No. Just about every block device there is is a POTENTIAL root device. Boot
and root devices are seperate things (just as boot and root partitions are
seperate things.) Your kernel can decompress from an enternet boot prom if
you're clever enough about. You could theoretically have your root device on
a USB storage device. Booting from CD-ROM is fairly common, yet not
something you normally want your installed kernel to have compiled in.
I've even seen kernels that load via tftp, including an initial ram disk, and
either never have local storage of any kind or use it purely as swap space.

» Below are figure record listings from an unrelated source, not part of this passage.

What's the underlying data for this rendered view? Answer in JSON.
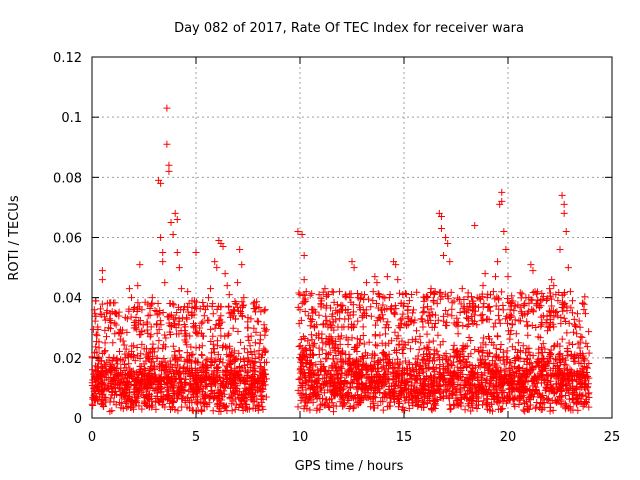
{
  "chart_data": {
    "type": "scatter",
    "title": "Day 082 of 2017, Rate Of TEC Index for receiver wara",
    "xlabel": "GPS time / hours",
    "ylabel": "ROTI / TECUs",
    "xlim": [
      0,
      25
    ],
    "ylim": [
      0,
      0.12
    ],
    "x_ticks": [
      0,
      5,
      10,
      15,
      20,
      25
    ],
    "x_tick_labels": [
      "0",
      "5",
      "10",
      "15",
      "20",
      "25"
    ],
    "y_ticks": [
      0,
      0.02,
      0.04,
      0.06,
      0.08,
      0.1,
      0.12
    ],
    "y_tick_labels": [
      "0",
      "0.02",
      "0.04",
      "0.06",
      "0.08",
      "0.1",
      "0.12"
    ],
    "grid": true,
    "marker": "+",
    "color": "#ff0000",
    "data_gap": [
      8.4,
      9.9
    ],
    "series": [
      {
        "name": "ROTI",
        "points": [
          [
            0.1,
            0.01
          ],
          [
            0.2,
            0.014
          ],
          [
            0.3,
            0.018
          ],
          [
            0.4,
            0.012
          ],
          [
            0.5,
            0.049
          ],
          [
            0.5,
            0.046
          ],
          [
            0.6,
            0.022
          ],
          [
            0.7,
            0.035
          ],
          [
            0.8,
            0.03
          ],
          [
            0.9,
            0.016
          ],
          [
            1.0,
            0.025
          ],
          [
            1.1,
            0.035
          ],
          [
            1.2,
            0.019
          ],
          [
            1.4,
            0.028
          ],
          [
            1.5,
            0.012
          ],
          [
            1.6,
            0.02
          ],
          [
            1.7,
            0.033
          ],
          [
            1.8,
            0.043
          ],
          [
            1.9,
            0.04
          ],
          [
            2.0,
            0.024
          ],
          [
            2.1,
            0.03
          ],
          [
            2.2,
            0.044
          ],
          [
            2.3,
            0.051
          ],
          [
            2.4,
            0.036
          ],
          [
            2.5,
            0.018
          ],
          [
            2.6,
            0.021
          ],
          [
            2.7,
            0.034
          ],
          [
            2.8,
            0.027
          ],
          [
            2.9,
            0.04
          ],
          [
            3.0,
            0.022
          ],
          [
            3.1,
            0.031
          ],
          [
            3.2,
            0.079
          ],
          [
            3.3,
            0.078
          ],
          [
            3.3,
            0.06
          ],
          [
            3.4,
            0.055
          ],
          [
            3.4,
            0.052
          ],
          [
            3.5,
            0.045
          ],
          [
            3.6,
            0.103
          ],
          [
            3.6,
            0.091
          ],
          [
            3.7,
            0.084
          ],
          [
            3.7,
            0.082
          ],
          [
            3.8,
            0.065
          ],
          [
            3.9,
            0.061
          ],
          [
            4.0,
            0.068
          ],
          [
            4.1,
            0.066
          ],
          [
            4.1,
            0.055
          ],
          [
            4.2,
            0.05
          ],
          [
            4.3,
            0.043
          ],
          [
            4.4,
            0.036
          ],
          [
            4.5,
            0.028
          ],
          [
            4.6,
            0.042
          ],
          [
            4.8,
            0.035
          ],
          [
            4.9,
            0.03
          ],
          [
            5.0,
            0.055
          ],
          [
            5.1,
            0.028
          ],
          [
            5.3,
            0.024
          ],
          [
            5.4,
            0.034
          ],
          [
            5.6,
            0.04
          ],
          [
            5.7,
            0.043
          ],
          [
            5.8,
            0.038
          ],
          [
            5.9,
            0.052
          ],
          [
            6.0,
            0.05
          ],
          [
            6.1,
            0.059
          ],
          [
            6.2,
            0.058
          ],
          [
            6.3,
            0.057
          ],
          [
            6.4,
            0.048
          ],
          [
            6.5,
            0.044
          ],
          [
            6.6,
            0.041
          ],
          [
            6.8,
            0.036
          ],
          [
            6.9,
            0.033
          ],
          [
            7.0,
            0.045
          ],
          [
            7.1,
            0.056
          ],
          [
            7.2,
            0.051
          ],
          [
            7.3,
            0.04
          ],
          [
            7.5,
            0.03
          ],
          [
            7.6,
            0.024
          ],
          [
            7.8,
            0.022
          ],
          [
            7.9,
            0.037
          ],
          [
            8.0,
            0.032
          ],
          [
            8.1,
            0.026
          ],
          [
            8.2,
            0.021
          ],
          [
            8.3,
            0.016
          ],
          [
            9.9,
            0.062
          ],
          [
            10.0,
            0.041
          ],
          [
            10.0,
            0.036
          ],
          [
            10.1,
            0.061
          ],
          [
            10.2,
            0.054
          ],
          [
            10.2,
            0.046
          ],
          [
            10.3,
            0.042
          ],
          [
            10.4,
            0.034
          ],
          [
            10.5,
            0.033
          ],
          [
            10.6,
            0.036
          ],
          [
            10.7,
            0.03
          ],
          [
            10.8,
            0.031
          ],
          [
            10.9,
            0.028
          ],
          [
            11.0,
            0.038
          ],
          [
            11.1,
            0.025
          ],
          [
            11.2,
            0.043
          ],
          [
            11.3,
            0.041
          ],
          [
            11.4,
            0.026
          ],
          [
            11.5,
            0.03
          ],
          [
            11.6,
            0.032
          ],
          [
            11.8,
            0.035
          ],
          [
            11.9,
            0.042
          ],
          [
            12.0,
            0.036
          ],
          [
            12.2,
            0.041
          ],
          [
            12.3,
            0.035
          ],
          [
            12.4,
            0.04
          ],
          [
            12.5,
            0.052
          ],
          [
            12.6,
            0.05
          ],
          [
            12.8,
            0.04
          ],
          [
            12.9,
            0.036
          ],
          [
            13.0,
            0.034
          ],
          [
            13.1,
            0.041
          ],
          [
            13.2,
            0.045
          ],
          [
            13.4,
            0.037
          ],
          [
            13.5,
            0.039
          ],
          [
            13.6,
            0.047
          ],
          [
            13.7,
            0.045
          ],
          [
            13.8,
            0.041
          ],
          [
            13.9,
            0.036
          ],
          [
            14.0,
            0.033
          ],
          [
            14.1,
            0.03
          ],
          [
            14.2,
            0.047
          ],
          [
            14.3,
            0.04
          ],
          [
            14.4,
            0.036
          ],
          [
            14.5,
            0.052
          ],
          [
            14.6,
            0.051
          ],
          [
            14.7,
            0.046
          ],
          [
            14.8,
            0.03
          ],
          [
            14.9,
            0.033
          ],
          [
            15.0,
            0.038
          ],
          [
            15.2,
            0.031
          ],
          [
            15.4,
            0.026
          ],
          [
            15.6,
            0.029
          ],
          [
            15.8,
            0.025
          ],
          [
            15.9,
            0.032
          ],
          [
            16.0,
            0.04
          ],
          [
            16.2,
            0.035
          ],
          [
            16.3,
            0.043
          ],
          [
            16.5,
            0.042
          ],
          [
            16.6,
            0.038
          ],
          [
            16.7,
            0.068
          ],
          [
            16.8,
            0.067
          ],
          [
            16.8,
            0.063
          ],
          [
            16.9,
            0.054
          ],
          [
            17.0,
            0.06
          ],
          [
            17.1,
            0.058
          ],
          [
            17.2,
            0.052
          ],
          [
            17.3,
            0.034
          ],
          [
            17.5,
            0.031
          ],
          [
            17.6,
            0.028
          ],
          [
            17.8,
            0.043
          ],
          [
            17.9,
            0.037
          ],
          [
            18.0,
            0.035
          ],
          [
            18.1,
            0.033
          ],
          [
            18.3,
            0.038
          ],
          [
            18.4,
            0.064
          ],
          [
            18.5,
            0.031
          ],
          [
            18.7,
            0.034
          ],
          [
            18.8,
            0.044
          ],
          [
            18.9,
            0.048
          ],
          [
            19.0,
            0.04
          ],
          [
            19.1,
            0.037
          ],
          [
            19.3,
            0.042
          ],
          [
            19.4,
            0.047
          ],
          [
            19.5,
            0.052
          ],
          [
            19.6,
            0.071
          ],
          [
            19.7,
            0.075
          ],
          [
            19.7,
            0.072
          ],
          [
            19.8,
            0.062
          ],
          [
            19.9,
            0.056
          ],
          [
            20.0,
            0.047
          ],
          [
            20.1,
            0.036
          ],
          [
            20.2,
            0.031
          ],
          [
            20.4,
            0.028
          ],
          [
            20.5,
            0.025
          ],
          [
            20.6,
            0.022
          ],
          [
            20.7,
            0.034
          ],
          [
            20.8,
            0.038
          ],
          [
            20.9,
            0.032
          ],
          [
            21.0,
            0.04
          ],
          [
            21.1,
            0.051
          ],
          [
            21.2,
            0.049
          ],
          [
            21.3,
            0.042
          ],
          [
            21.4,
            0.038
          ],
          [
            21.6,
            0.031
          ],
          [
            21.7,
            0.034
          ],
          [
            21.9,
            0.029
          ],
          [
            22.0,
            0.043
          ],
          [
            22.1,
            0.046
          ],
          [
            22.2,
            0.044
          ],
          [
            22.3,
            0.041
          ],
          [
            22.4,
            0.039
          ],
          [
            22.5,
            0.056
          ],
          [
            22.6,
            0.074
          ],
          [
            22.7,
            0.071
          ],
          [
            22.7,
            0.068
          ],
          [
            22.8,
            0.062
          ],
          [
            22.9,
            0.05
          ],
          [
            23.0,
            0.042
          ],
          [
            23.1,
            0.035
          ],
          [
            23.2,
            0.031
          ],
          [
            23.3,
            0.028
          ],
          [
            23.5,
            0.027
          ],
          [
            23.6,
            0.02
          ]
        ],
        "baseline": {
          "description_free": true,
          "segments": [
            {
              "x_range": [
                0.0,
                8.4
              ],
              "y_range": [
                0.002,
                0.027
              ]
            },
            {
              "x_range": [
                9.9,
                23.9
              ],
              "y_range": [
                0.002,
                0.03
              ]
            }
          ]
        }
      }
    ]
  }
}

(Why? Really really really easy system administration of multiple terminals
in libraries and kiosks and such. It breaks, you drop in a new one (don't
even have to image it). No local hard drive liminates the #1 cause of system
failure. And there's no way an end-user can screw up its configuration in a
way a reboot won't fix.)
What's interesting is what devices the root partition IS going to live on and
this has NOTHING to do with the device itself. It can be any device any
normal partition lives on. You can have IDE and SCSI in the same system.
You can have hard drives, CD-ROM drives, and floppies. The fact you can boot
off of an IDE cd-rom doesn't mean you will, or that's how you want to
configure your kernel.
When manually configuring, you select this. And if the autoprober isn't
smart enough to figure out what your root device is, it needs to be fixed.